I’m asked to explain why vaccine denialism appears to be a blue-state problem, given that the conservative science denialists on Fox News presumably represent red states. “There are communities that have large populations of Caucasian, upper-middle-class residents who are college educated, often graduate-school educated, who believe that by simply Googling the word vaccines on the internet, they can know just as much [as], if not more than, anyone who’s giving them advice.” “It’s happening in my community?” says Bee. “People who juice?”

Bee then sets out to stop the spread of bad information about vaccines. “I had to find the source. How about this lifestyle blogger, Sarah Pope?”

“These vaccines are loaded with toxins,” says Pope. “And I’m not going to inject them into my kids. Period.”

Bee next takes on the issue of shared responsibility, letting Pope hang herself with her own logic. “There is no herd immunity from vaccination,” says Pope. “Thats a myth … I believe that the decline in epidemics is due to other reasons besides vaccination. Getting the filthiness of the horses out of the streets.”

“You know that you don’t get measles from horseshit, right?” asks Bee, worried about how many people are actually listening to Pope.

Pope then says that her blog currently has about forty-six thousand subscribers.

The producers of The Daily Show bring two cameras to these interviews. The next scene explains why.

After Pope states her blog’s number of subscribers, Bee literally foams at the mouth. Copious amounts of thick, white foam pour out. Pope is disgusted.
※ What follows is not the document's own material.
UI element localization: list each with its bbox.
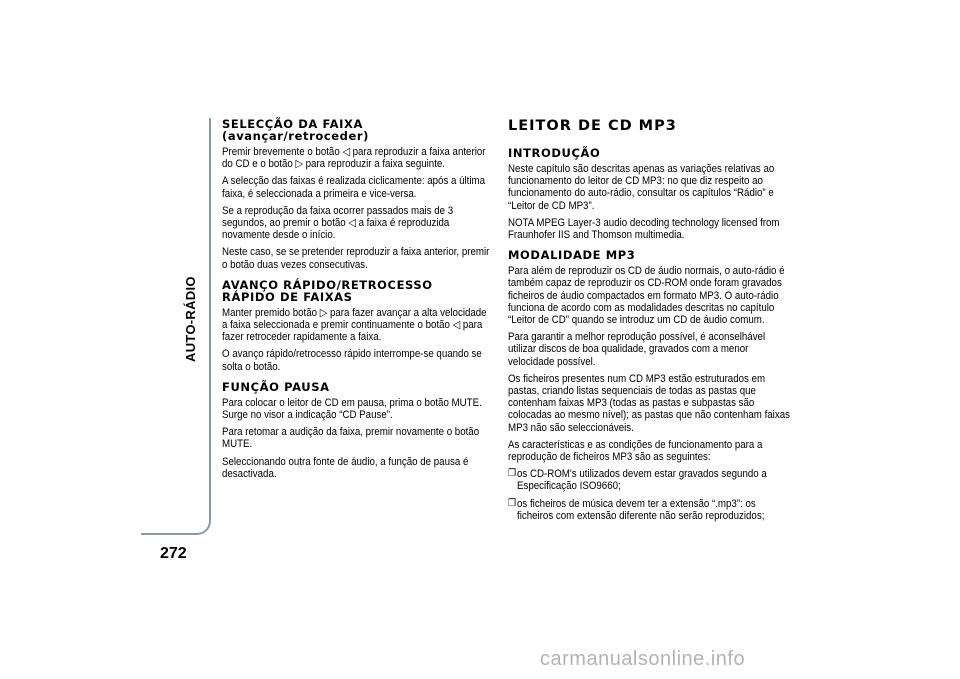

“I’m so sorry,” says Bee, holding up a large white tablet. “I thought this Alka-Seltzer was just a giant breath mint.”

(One purpose of the second camera is to catch guests’ expressions when Samantha Bee does something unexpected. During my interview, without warning, Bee threw her hands to her head, jumped up, screamed “What the fuck?” and ran out of the room. I suspect that my face registered something between shock and horror.)

Bee then sets out to prevent the misinformation spread by Sarah Pope from going viral — treating Pope as if she herself is a virus. “I had to trace the spread of this left-leaning idiocy,” says Bee. “It starts on blogs like Pope’s, goes viral on Twitter, and then replicates wherever progressives congregate.” (Bee shows a picture of a Whole Foods store.) “And then, when it jumps hosts into a celebrity, it goes airborne. You can catch it from an iPhone.” (Bee shows a photo of herself putting an iPhone into a hazmat bag.) “Or over soy lattes. I had to stop it.”

“Do you remember where you last had tea?” Bee asks Pope, apparently panicked that it might be too late to stop the viral spread.

“It was Starbucks,” says Pope.

“Which Starbucks?” screams Bee.

Back to me in my office: “I think, sadly, that the only way this gets better is when we see more and more outbreaks,” I say.

“So the cure for the anti-vaccination epidemic,” says Bee, “is observing the very real negative effects of the anti-vaccination movement?”

The segment ends with pictures of ice caps melting and children in iron lungs. “So there is a cure for science denial,” says Bee. “Once Florida is underwater and we all have polio, it’ll be better.”

At one point during the filming of my interview for The Daily Show, Samantha Bee asked if she could lie down on top of a workbench in my laboratory. She wanted me to read to her from the textbook Vaccines, which is about sixteen hundred pages long, as if I were telling her a bedtime story. At the same time, she wanted me to gently pat her head. So I did it. It was another Iowa-cow-pasture moment, but it was worth it. Nothing dismisses ill-founded beliefs better than humor. And. although some of this interview had been uncomfortable for me, I knew that I had to be willing to set aside the small amount of residual pride that might have been left after surviving twenty-five years of the NIH granting process and just do it.

I wondered how Sarah Pope would handle being publicly ridiculed on national television. She loved it. On her blog the next day, Pope wrote about how she had made her points and how anti-vaccine activists had praised her for her bravery. She later called Samantha Bee to thank her. To Sarah Pope, there was no losing.